見知らぬ人からの誘いなのに少女は来てくれた。そう思うととても嬉しくなった。
「じゃあ自己紹介御願いしますね」
先生がそういうと少女は頷き、前を向いて口を開いた。
「初めまして、今日この学校に転校してきた深淵今宵と申します。……よろしくお願いします」
彼女は丁寧に御辞儀をする。先生がその間に黒板に彼女の名前を書いていた。
深淵今宵、聞いた瞬間は清楚なイメージを思わせる。
けれど……昨日もそうだったけど顔が見えないのは少し残念。どうしてフードを被ってるんだろう。
僕は興味津々で彼女を凝視していた。
「……宮野、どうかしたか?」
先生が凝視している僕に気づいたのか問った。
「ぁ、いえっ、別に何も!」
焦って言う。

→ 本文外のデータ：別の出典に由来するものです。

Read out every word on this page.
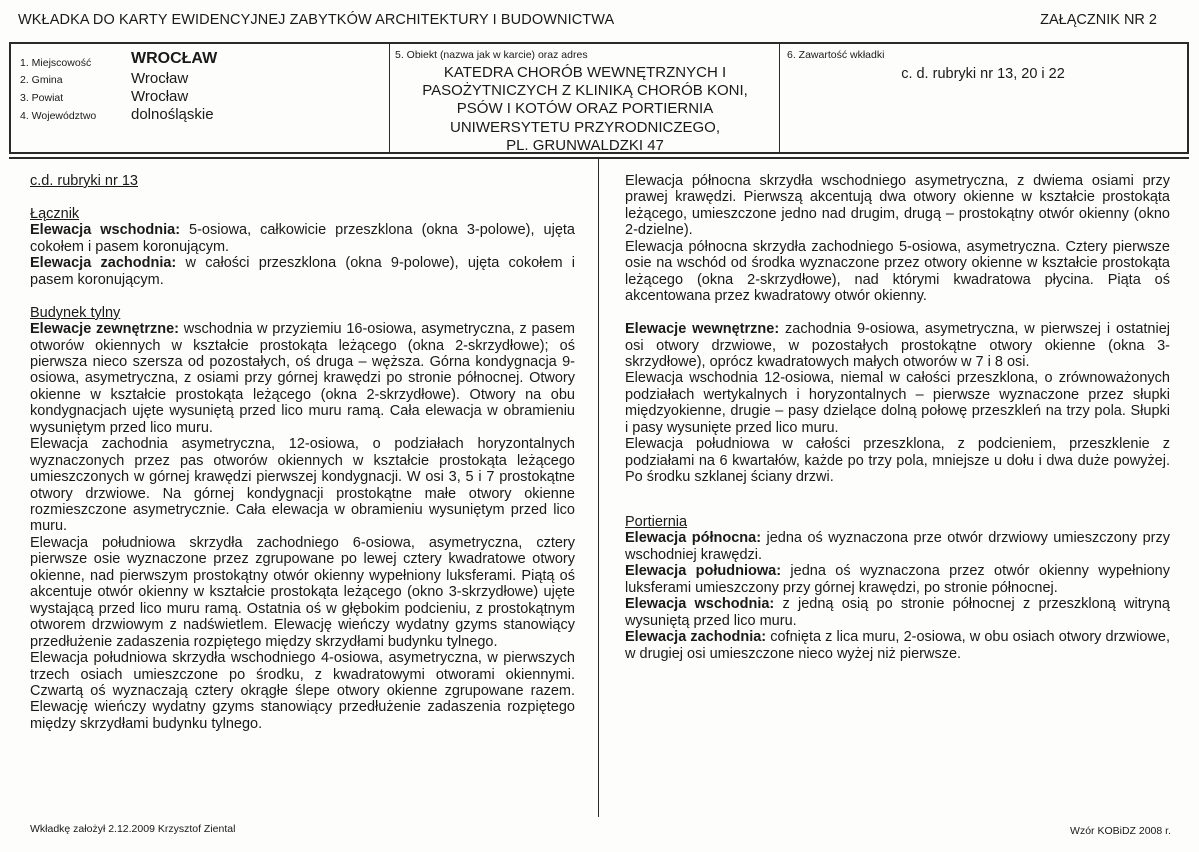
WKŁADKA DO KARTY EWIDENCYJNEJ ZABYTKÓW ARCHITEKTURY I BUDOWNICTWA	ZAŁĄCZNIK NR 2
1. Miejscowość WROCŁAW
2. Gmina	Wrocław
3. Powiat	Wrocław
4. Województwo dolnośląskie
5. Obiekt (nazwa jak w karcie) oraz adres
KATEDRA CHORÓB WEWNĘTRZNYCH I
PASOŻYTNICZYCH Z KLINIKĄ CHORÓB KONI,
PSÓW I KOTÓW ORAZ PORTIERNIA
UNIWERSYTETU PRZYRODNICZEGO,
PL. GRUNWALDZKI 47
6. Zawartość wkładki
c. d. rubryki nr 13, 20 i 22

c.d. rubryki nr 13

Łącznik

Elewacja wschodnia: 5-osiowa, całkowicie przeszklona (okna 3-polowe), ujęta cokołem i pasem koronującym.

Elewacja zachodnia: w całości przeszklona (okna 9-polowe), ujęta cokołem i pasem koronującym.

Budynek tylny

Elewacje zewnętrzne: wschodnia w przyziemiu 16-osiowa, asymetryczna, z pasem otworów okiennych w kształcie prostokąta leżącego (okna 2-skrzydłowe); oś pierwsza nieco szersza od pozostałych, oś druga – węższa. Górna kondygnacja 9-osiowa, asymetryczna, z osiami przy górnej krawędzi po stronie północnej. Otwory okienne w kształcie prostokąta leżącego (okna 2-skrzydłowe). Otwory na obu kondygnacjach ujęte wysuniętą przed lico muru ramą. Cała elewacja w obramieniu wysuniętym przed lico muru.

Elewacja zachodnia asymetryczna, 12-osiowa, o podziałach horyzontalnych wyznaczonych przez pas otworów okiennych w kształcie prostokąta leżącego umieszczonych w górnej krawędzi pierwszej kondygnacji. W osi 3, 5 i 7 prostokątne otwory drzwiowe. Na górnej kondygnacji prostokątne małe otwory okienne rozmieszczone asymetrycznie. Cała elewacja w obramieniu wysuniętym przed lico muru.

Elewacja południowa skrzydła zachodniego 6-osiowa, asymetryczna, cztery pierwsze osie wyznaczone przez zgrupowane po lewej cztery kwadratowe otwory okienne, nad pierwszym prostokątny otwór okienny wypełniony luksferami. Piątą oś akcentuje otwór okienny w kształcie prostokąta leżącego (okno 3-skrzydłowe) ujęte wystającą przed lico muru ramą. Ostatnia oś w głębokim podcieniu, z prostokątnym otworem drzwiowym z nadświetlem. Elewację wieńczy wydatny gzyms stanowiący przedłużenie zadaszenia rozpiętego między skrzydłami budynku tylnego.

Elewacja południowa skrzydła wschodniego 4-osiowa, asymetryczna, w pierwszych trzech osiach umieszczone po środku, z kwadratowymi otworami okiennymi. Czwartą oś wyznaczają cztery okrągłe ślepe otwory okienne zgrupowane razem. Elewację wieńczy wydatny gzyms stanowiący przedłużenie zadaszenia rozpiętego między skrzydłami budynku tylnego.

Elewacja północna skrzydła wschodniego asymetryczna, z dwiema osiami przy prawej krawędzi. Pierwszą akcentują dwa otwory okienne w kształcie prostokąta leżącego, umieszczone jedno nad drugim, drugą – prostokątny otwór okienny (okno 2-dzielne).

Elewacja północna skrzydła zachodniego 5-osiowa, asymetryczna. Cztery pierwsze osie na wschód od środka wyznaczone przez otwory okienne w kształcie prostokąta leżącego (okna 2-skrzydłowe), nad którymi kwadratowa płycina. Piąta oś akcentowana przez kwadratowy otwór okienny.

Elewacje wewnętrzne: zachodnia 9-osiowa, asymetryczna, w pierwszej i ostatniej osi otwory drzwiowe, w pozostałych prostokątne otwory okienne (okna 3-skrzydłowe), oprócz kwadratowych małych otworów w 7 i 8 osi.

Elewacja wschodnia 12-osiowa, niemal w całości przeszklona, o zrównoważonych podziałach wertykalnych i horyzontalnych – pierwsze wyznaczone przez słupki międzyokienne, drugie – pasy dzielące dolną połowę przeszkleń na trzy pola. Słupki i pasy wysunięte przed lico muru.

Elewacja południowa w całości przeszklona, z podcieniem, przeszklenie z podziałami na 6 kwartałów, każde po trzy pola, mniejsze u dołu i dwa duże powyżej. Po środku szklanej ściany drzwi.

Portiernia

Elewacja północna: jedna oś wyznaczona prze otwór drzwiowy umieszczony przy wschodniej krawędzi.

Elewacja południowa: jedna oś wyznaczona przez otwór okienny wypełniony luksferami umieszczony przy górnej krawędzi, po stronie północnej.

Elewacja wschodnia: z jedną osią po stronie północnej z przeszkloną witryną wysuniętą przed lico muru.

Elewacja zachodnia: cofnięta z lica muru, 2-osiowa, w obu osiach otwory drzwiowe, w drugiej osi umieszczone nieco wyżej niż pierwsze.

Wkładkę założył 2.12.2009 Krzysztof Ziental	Wzór KOBiDZ 2008 r.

いきなり名前を呼ばれて流石に冷や汗をかいた。
「空いてる席は……宮野の隣だな。じゃあ深淵さん、宮野の隣の席を使ってください」
えっ!? 僕の隣!?
偶然なのか彼女の席は僕の隣になってしまった。
「分かりました」
「宮野、手挙げろー」
「ぁ……は、はいっ」
慌てて手を挙げろ此方此方と彼女を招く。少女は黒いコートを揺らしながら机と机の間を歩いて此方に来る。
「昨日ぶりですね……宜しく御願いしますね?」
彼女は席に座って僕にそう言った。
「ぁ、うん……!」
僕は照れながらもそう返した。きっと今の僕は凄く嬉しそうにしているんだろうな……。
「……そう言えば貴方の御名前は?」
僕は偶然にも昨日会った少年の隣の席になった。そう言えば僕は彼の名前を聞いていなかったので一応聞くことにした。
「僕は宮野光、宜しくね」
彼は微笑んで自己紹介をした。宮野光……何とも普通な名前だな、と思ったが失礼なので言うのは控えた。
「あの、僕の誘い受けてくれてありがとう!」
光さんは嬉しそうにそう言った。何故そんなに嬉しそうにするの?
断られたら悲しむの? 断られなかったからって何も利はないはずなのに。
僕は沢山の疑問を抱きながら少年、光さんのクラスメイトとなった。
あれから授業は普通に進み、休憩時間は西原さんと深淵さんとで楽しく話していた。
深淵さんは始終笑わなかったので、と言うか顔が見えないので楽しいのかはわからないけど。
「ぁ、昼食屋上に食べに行こうよ!」
丁度あと少しで昼食時間になる。僕は二人に提案した。
「そうですね……良いですよ」
「僕も別に良いですよ……」
西原さんも深淵さんも許可してくれたので迚嬉しくなった。
深淵さんの一人称が“僕”だったことに少し驚きながらも僕達三人は屋上へ向い足を進めた。